Pira est avec près de cinq hectares de vignoble la plus grande parcelle de Luca Roagna et également une monopole. De là proviennent à la fois le Langhe Nebbiolo, le Barolo – issu de vignes âgées de 40 à 70 ans – et le Vecchie Viti, provenant des ceps les plus anciens. Le sol est extrêmement complexe : en partie sablonneux avec des blocs de roche, en partie marne bleue et grise avec beaucoup de fer et de rochers. De ce terroir naissent toujours des vins d’une élégance fantastique.
Ce qui fascine dans les vins de Roagna, c’est leur état de maturité après quatre ou cinq ans. À ce moment-là, les vins de Luca montrent déjà leur côté le plus séduisant. Luca élabore tous ses vins de crus de la même manière : vendange relativement tardive, car la maturité phénolique complète a une importance capitale chez Roagna pour atteindre cette finesse incroyable et les tanins polis et délicats.
Depuis que Luca a inauguré sa nouvelle cave en 2010, les raisins de Pira sont acheminés du vignoble à la cuve en 1,5 heure. Nulle part ailleurs cela ne va plus vite. Après la fermentation, le marc reste en contact avec le vin pendant deux mois supplémentaires avant d’être séparé.
Ensuite, le vin est élevé pendant 5 ans, dont au moins trois ans en grandes fûts en bois Garbelotto, le reste en béton. Chez Garbellotto, le bois vieillit au moins dix ans avant d’être transformé en fûts, ce qui le rend doux et exempt d’arômes amers. Luca utilise néanmoins des fûts neufs uniquement pour ses vins blancs, et jamais pour le Nebbiolo. Pour les rouges, l’échange extrêmement lent du vin avec l’oxygène est primordial. Les fûts ont une épaisseur de 10 cm, soit plus de quatre fois celle d’un barrique, ce qui rend l’oxydation très douce et lente.

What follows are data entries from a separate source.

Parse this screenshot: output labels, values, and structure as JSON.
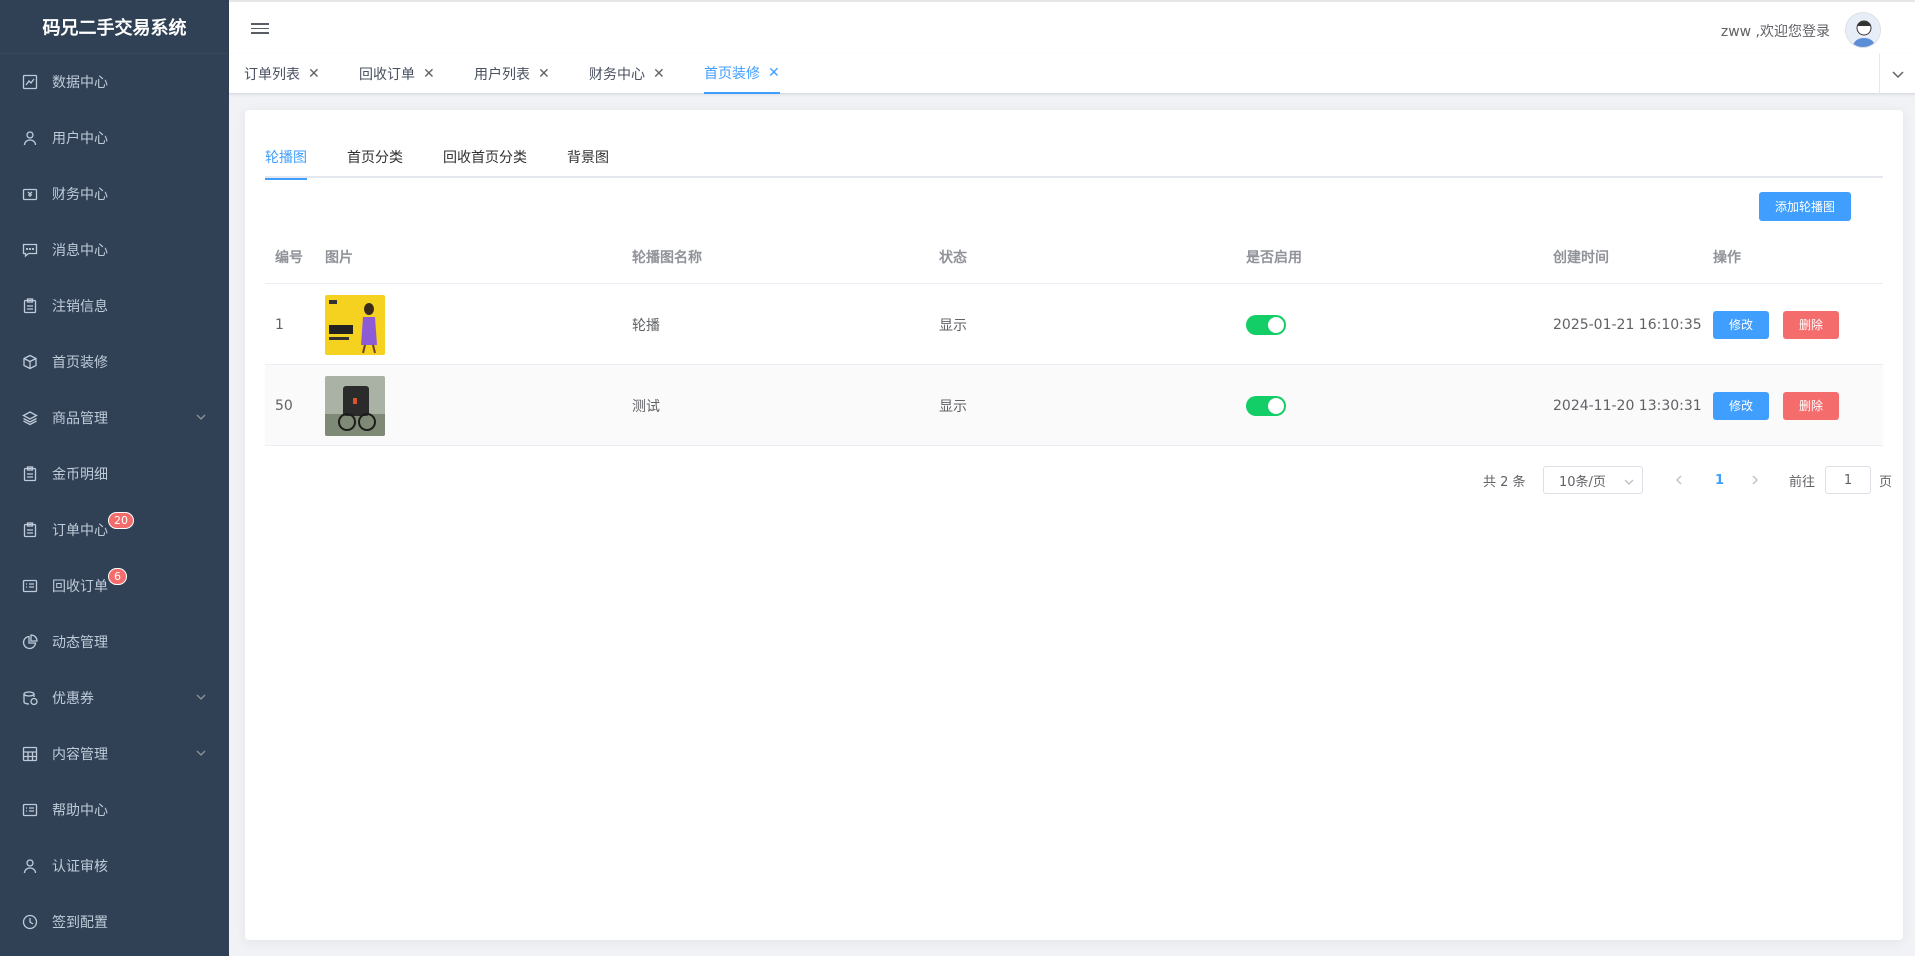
{
  "app": {
    "title": "码兄二手交易系统"
  },
  "sidebar": {
    "items": [
      {
        "label": "数据中心",
        "icon": "chart-icon"
      },
      {
        "label": "用户中心",
        "icon": "user-icon"
      },
      {
        "label": "财务中心",
        "icon": "wallet-icon"
      },
      {
        "label": "消息中心",
        "icon": "message-icon"
      },
      {
        "label": "注销信息",
        "icon": "clipboard-icon"
      },
      {
        "label": "首页装修",
        "icon": "box-icon"
      },
      {
        "label": "商品管理",
        "icon": "layers-icon",
        "expandable": true
      },
      {
        "label": "金币明细",
        "icon": "clipboard-icon"
      },
      {
        "label": "订单中心",
        "icon": "clipboard-icon",
        "badge": "20"
      },
      {
        "label": "回收订单",
        "icon": "list-icon",
        "badge": "6"
      },
      {
        "label": "动态管理",
        "icon": "pie-icon"
      },
      {
        "label": "优惠券",
        "icon": "coins-icon",
        "expandable": true
      },
      {
        "label": "内容管理",
        "icon": "grid-icon",
        "expandable": true
      },
      {
        "label": "帮助中心",
        "icon": "list-icon"
      },
      {
        "label": "认证审核",
        "icon": "user-icon"
      },
      {
        "label": "签到配置",
        "icon": "clock-icon"
      }
    ]
  },
  "header": {
    "welcome": "zww ,欢迎您登录"
  },
  "tags": [
    {
      "label": "订单列表",
      "active": false
    },
    {
      "label": "回收订单",
      "active": false
    },
    {
      "label": "用户列表",
      "active": false
    },
    {
      "label": "财务中心",
      "active": false
    },
    {
      "label": "首页装修",
      "active": true
    }
  ],
  "subtabs": [
    {
      "label": "轮播图",
      "active": true
    },
    {
      "label": "首页分类",
      "active": false
    },
    {
      "label": "回收首页分类",
      "active": false
    },
    {
      "label": "背景图",
      "active": false
    }
  ],
  "actions": {
    "add_label": "添加轮播图"
  },
  "table": {
    "columns": [
      "编号",
      "图片",
      "轮播图名称",
      "状态",
      "是否启用",
      "创建时间",
      "操作"
    ],
    "rows": [
      {
        "id": "1",
        "name": "轮播",
        "status": "显示",
        "enabled": true,
        "created": "2025-01-21 16:10:35",
        "edit": "修改",
        "delete": "删除"
      },
      {
        "id": "50",
        "name": "测试",
        "status": "显示",
        "enabled": true,
        "created": "2024-11-20 13:30:31",
        "edit": "修改",
        "delete": "删除"
      }
    ]
  },
  "pagination": {
    "total": "共 2 条",
    "page_size": "10条/页",
    "current": "1",
    "goto_prefix": "前往",
    "goto_value": "1",
    "goto_suffix": "页"
  },
  "colors": {
    "sidebar": "#304156",
    "primary": "#409eff",
    "danger": "#f56c6c",
    "success": "#13ce66"
  }
}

En 2020, comme en 2019, les raisins pour ce vin ont été entièrement égrappés. Lors des millésimes chauds, Luca ajoute habituellement 5 à 7 % de grappes entières à la fermentation pour soutenir la structure tannique.
Rouge rubis moyen et lumineux avec une touche d’orange. Le vin offre un nez opulent, intense et automnal. Feuilles mortes d’automne, cuir, feuilles de laurier, épices brunes délicates et herbes éthérées flottantes. Notes terreuses d’argile brûlée, fer rouillé, poivre blanc et un peu de truffe blanche noble. Notes rafraîchissantes de zeste d’orange, un peu d’orange sanguine et une vanille délicieusement séduisante – tous les arômes sont légers et fins. Petites fraises Gariguette sauvages, cerises griottes rouges juteuses. La minéralité terreuse et ferrugineuse intensément tissée vibre sans relâche dans le verre.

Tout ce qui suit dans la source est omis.